I’m relatively new to reading online articles as I have historically felt that my concentration is less when reading things on a screen. (Perhaps I’m the intended target audience for this list genre.) So it was new for me to see that articles have an estimated read time. And even though I risk sounding like a Luddite, I’ll say it anyway: It’s a sad commentary on modern life that we have to parcel out life by minutes.

It seems that for so many of us, life has been whittled down to a race against time. Will someone have to invent an app to remind us to go outside and stargaze every once in a while? (It probably already exists.)

In this text and tweet-centered communication world, have we lost the ability to listen or focus for longer than a 140-character tweet or a three-minute read?

If that’s the case, I should really get on with my list of nine reasons why you should not read this blog.

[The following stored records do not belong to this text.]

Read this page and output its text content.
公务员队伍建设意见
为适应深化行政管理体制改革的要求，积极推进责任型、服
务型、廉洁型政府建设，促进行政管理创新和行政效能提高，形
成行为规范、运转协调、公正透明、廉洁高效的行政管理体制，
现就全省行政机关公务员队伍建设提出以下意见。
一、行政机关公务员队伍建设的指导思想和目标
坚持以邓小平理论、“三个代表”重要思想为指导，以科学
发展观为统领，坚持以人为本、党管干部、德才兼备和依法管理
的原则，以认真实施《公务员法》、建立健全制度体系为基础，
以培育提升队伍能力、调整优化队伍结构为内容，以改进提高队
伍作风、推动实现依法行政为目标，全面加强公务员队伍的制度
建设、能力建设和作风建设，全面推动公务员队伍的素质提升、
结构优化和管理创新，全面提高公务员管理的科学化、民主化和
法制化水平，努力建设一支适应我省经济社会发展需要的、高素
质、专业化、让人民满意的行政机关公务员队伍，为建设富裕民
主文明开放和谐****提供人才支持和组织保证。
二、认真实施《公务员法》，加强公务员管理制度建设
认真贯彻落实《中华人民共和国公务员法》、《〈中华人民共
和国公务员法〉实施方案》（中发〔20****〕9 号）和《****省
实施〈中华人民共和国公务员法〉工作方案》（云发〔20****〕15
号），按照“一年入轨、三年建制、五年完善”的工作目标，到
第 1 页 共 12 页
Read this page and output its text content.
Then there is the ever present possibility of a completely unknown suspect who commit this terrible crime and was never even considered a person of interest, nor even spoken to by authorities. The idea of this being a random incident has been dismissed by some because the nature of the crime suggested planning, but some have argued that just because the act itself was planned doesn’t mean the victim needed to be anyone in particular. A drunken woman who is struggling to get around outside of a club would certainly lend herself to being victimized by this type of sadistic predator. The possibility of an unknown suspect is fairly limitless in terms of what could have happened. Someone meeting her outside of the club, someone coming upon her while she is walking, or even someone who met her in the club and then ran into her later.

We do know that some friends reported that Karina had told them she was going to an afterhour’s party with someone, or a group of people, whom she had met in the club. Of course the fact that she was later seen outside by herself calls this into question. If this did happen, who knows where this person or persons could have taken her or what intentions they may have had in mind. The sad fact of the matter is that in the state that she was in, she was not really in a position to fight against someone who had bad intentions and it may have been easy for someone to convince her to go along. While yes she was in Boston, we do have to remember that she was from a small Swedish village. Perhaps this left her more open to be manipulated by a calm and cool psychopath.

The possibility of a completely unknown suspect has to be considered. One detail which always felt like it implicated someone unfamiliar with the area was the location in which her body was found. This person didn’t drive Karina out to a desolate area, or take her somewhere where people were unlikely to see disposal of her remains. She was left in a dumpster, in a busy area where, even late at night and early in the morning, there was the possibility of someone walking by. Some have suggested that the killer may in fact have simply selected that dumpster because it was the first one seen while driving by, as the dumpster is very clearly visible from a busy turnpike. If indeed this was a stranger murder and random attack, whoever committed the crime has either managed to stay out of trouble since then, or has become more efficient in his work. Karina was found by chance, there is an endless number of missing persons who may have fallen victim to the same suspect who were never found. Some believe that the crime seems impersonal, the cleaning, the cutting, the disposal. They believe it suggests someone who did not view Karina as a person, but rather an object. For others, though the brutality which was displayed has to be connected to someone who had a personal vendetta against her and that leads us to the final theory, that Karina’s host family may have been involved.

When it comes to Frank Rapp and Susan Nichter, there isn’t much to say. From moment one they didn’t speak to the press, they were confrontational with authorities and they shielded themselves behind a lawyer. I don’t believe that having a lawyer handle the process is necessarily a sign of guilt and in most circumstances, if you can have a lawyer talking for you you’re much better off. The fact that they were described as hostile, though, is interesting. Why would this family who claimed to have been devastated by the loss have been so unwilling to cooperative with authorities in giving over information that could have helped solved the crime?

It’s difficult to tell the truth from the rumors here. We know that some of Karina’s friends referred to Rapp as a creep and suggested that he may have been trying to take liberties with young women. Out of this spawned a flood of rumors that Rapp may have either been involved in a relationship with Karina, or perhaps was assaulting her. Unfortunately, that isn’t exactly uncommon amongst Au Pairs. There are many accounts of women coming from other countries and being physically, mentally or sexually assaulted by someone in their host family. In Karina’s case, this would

  1. I lied. I never really had any intention of giving you nine reasons. I just did what the unwritten rule tells me to do: attract you with a list.
  2. Do readers really hold writers accountable for the number they promise in the title? If I promised you 13 strategies for coping with an Italian mother-in-law, by not-so-random example, would you send hate mail if I only delivered 12?
  3. For reasons 3-9 see 1.

I suppose this is the moment where I could provide a more substantive read for you by demonstrating some research on the average attention span in 2019, versus two decades ago, or the numbers diagnosed with ADHD, or all kinds of fun data so that this 1.5 minute read would feel worth your precious time. But that would take all the fun out of my random rant. And what’s more—I lost my train of thought.